Monday, May 27, 2019

If I had been elected a first time EU parliamentarian

If I was a newly elected first time European Union parliamentarian, the following is what I would ask in order to leave a clean historical record of my presence there:


Fellow parliamentarians: I have heard rumors that even though all the Eurozone sovereigns take on debt denominated in a currency that de facto is not their own domestic printable one; their debts, for the purpose of the risk weighted bank capital requirements, have been assigned a 0% risk weight by European authorities. Is this true or not?

If true does that 0% risk weight, when compared to a 100% risk weight of us European citizens not translate into a subsidy of the Eurozone sovereigns’ bank borrowings or in fact of all Europe's sovereigns?

If so does that not distort the allocation of bank credit in the sense that the sovereigns might get too much credit and the citizens, like European entrepreneurs, get too little? And if so would that not signify some regulators, behind our backs, have imposed an unabridged statism on our European Union?

And if so, does that not mean that some Eurozone sovereign could run up so much debt they would be seriously tempted to abandon the euro and thereby perhaps endanger our European Union?

Finally, was Greece awarded such a 0% risk weight? If so was this monumental fault by EU authorities taken in consideration when restructuring its debts? And if not, does that not show a basic lack of solidarity with a EU member?

Who should answer these questions? The European Commission?
Oops... it seems that it was the European Parliament through a "Council on prudential requirements for credit institutions and investment firms" that concocted the  idea.

PS. In March 2015 the European Systemic Risk Board (ESRB) published a report on the regulatory treatment of sovereign exposures. In the foreword we read:

"The report argues that, from a macro-prudential point of view, the current regulatory framework may have led to excessive investment by financial institutions in government debt. 

The report recognises the difficulty in reforming the existing framework without generating potential instability in sovereign debt markets. 

I trust that the report will help to foster a discussion which, in my view, is long overdue. Mario Draghi, ESRB Chair"

So Mario Draghi, as president of the European Central Bank since 2011, what have you done about it, or is it your intention to leave that very hot potato to your successor?

PS. In that ESRB report there are references to "domestic" currency but not to the fact that the euro is not really a domestic currency of any of the eurozone sovereigns. 


Thursday, May 09, 2019

I have some ideas about what could compete with Facebook/Twitter

Chris Hughes, a co-founder of Facebook, a co-chairman of the Economic Security Project and a senior adviser at the Roosevelt Institute opines in the New York Times:

“No one knows exactly what Facebook’s competitors would offer to differentiate themselves.”

I have some ideas (most apply to Twitter too):

1. That it guarantees that I am always messaging or receiving messages from parties that I can clearly and absolutely accurately identify, with ease.

2. That I am targeted in an at least a 95% perfect way, so that my already way too scarce attention span is not being further wasted away by irrelevant/useless advertising/information.

3. That it shares with the participants 50-50 all advertising revenues generated by exploiting their data.

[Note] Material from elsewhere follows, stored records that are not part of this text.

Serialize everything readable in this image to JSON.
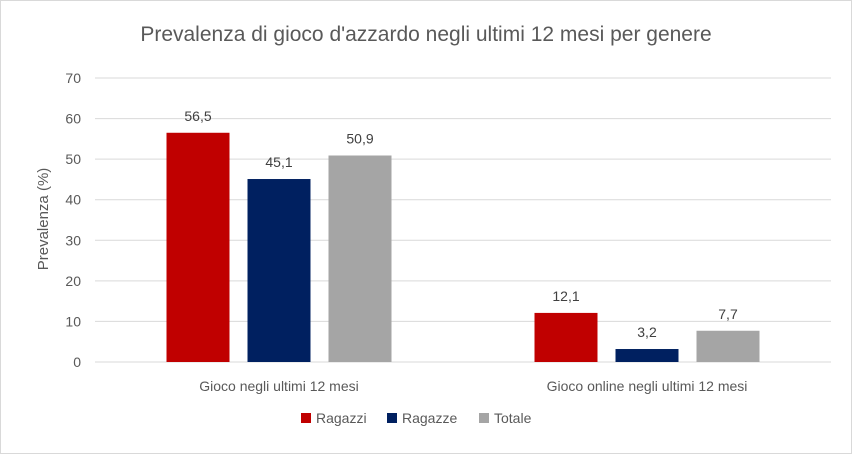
{
  "chart_data": {
    "type": "bar",
    "title": "Prevalenza di gioco d'azzardo negli ultimi 12 mesi per genere",
    "xlabel": "",
    "ylabel": "Prevalenza (%)",
    "ylim": [
      0,
      70
    ],
    "yticks": [
      0,
      10,
      20,
      30,
      40,
      50,
      60,
      70
    ],
    "grid": true,
    "legend_position": "bottom",
    "categories": [
      "Gioco negli ultimi 12 mesi",
      "Gioco online negli ultimi 12 mesi"
    ],
    "series": [
      {
        "name": "Ragazzi",
        "color": "#c00000",
        "values": [
          56.5,
          12.1
        ],
        "labels": [
          "56,5",
          "12,1"
        ]
      },
      {
        "name": "Ragazze",
        "color": "#002060",
        "values": [
          45.1,
          3.2
        ],
        "labels": [
          "45,1",
          "3,2"
        ]
      },
      {
        "name": "Totale",
        "color": "#a5a5a5",
        "values": [
          50.9,
          7.7
        ],
        "labels": [
          "50,9",
          "7,7"
        ]
      }
    ]
  }
}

Either to each one his respective production quota, or by means of helping to fund a universal basic income.


4. That it does it utmost to keep out all those redistribution or polarization profiteers whom, with their messages of hate or envy, can destroy our societies.

5. That it swears never ever to form any type of joint venture, with any type of Big Brother.

PS. Should we at least, as a minimum-minimorum, not require all social media with over a million followers, to openly publish the algorithms they use to maximize their ad revenues?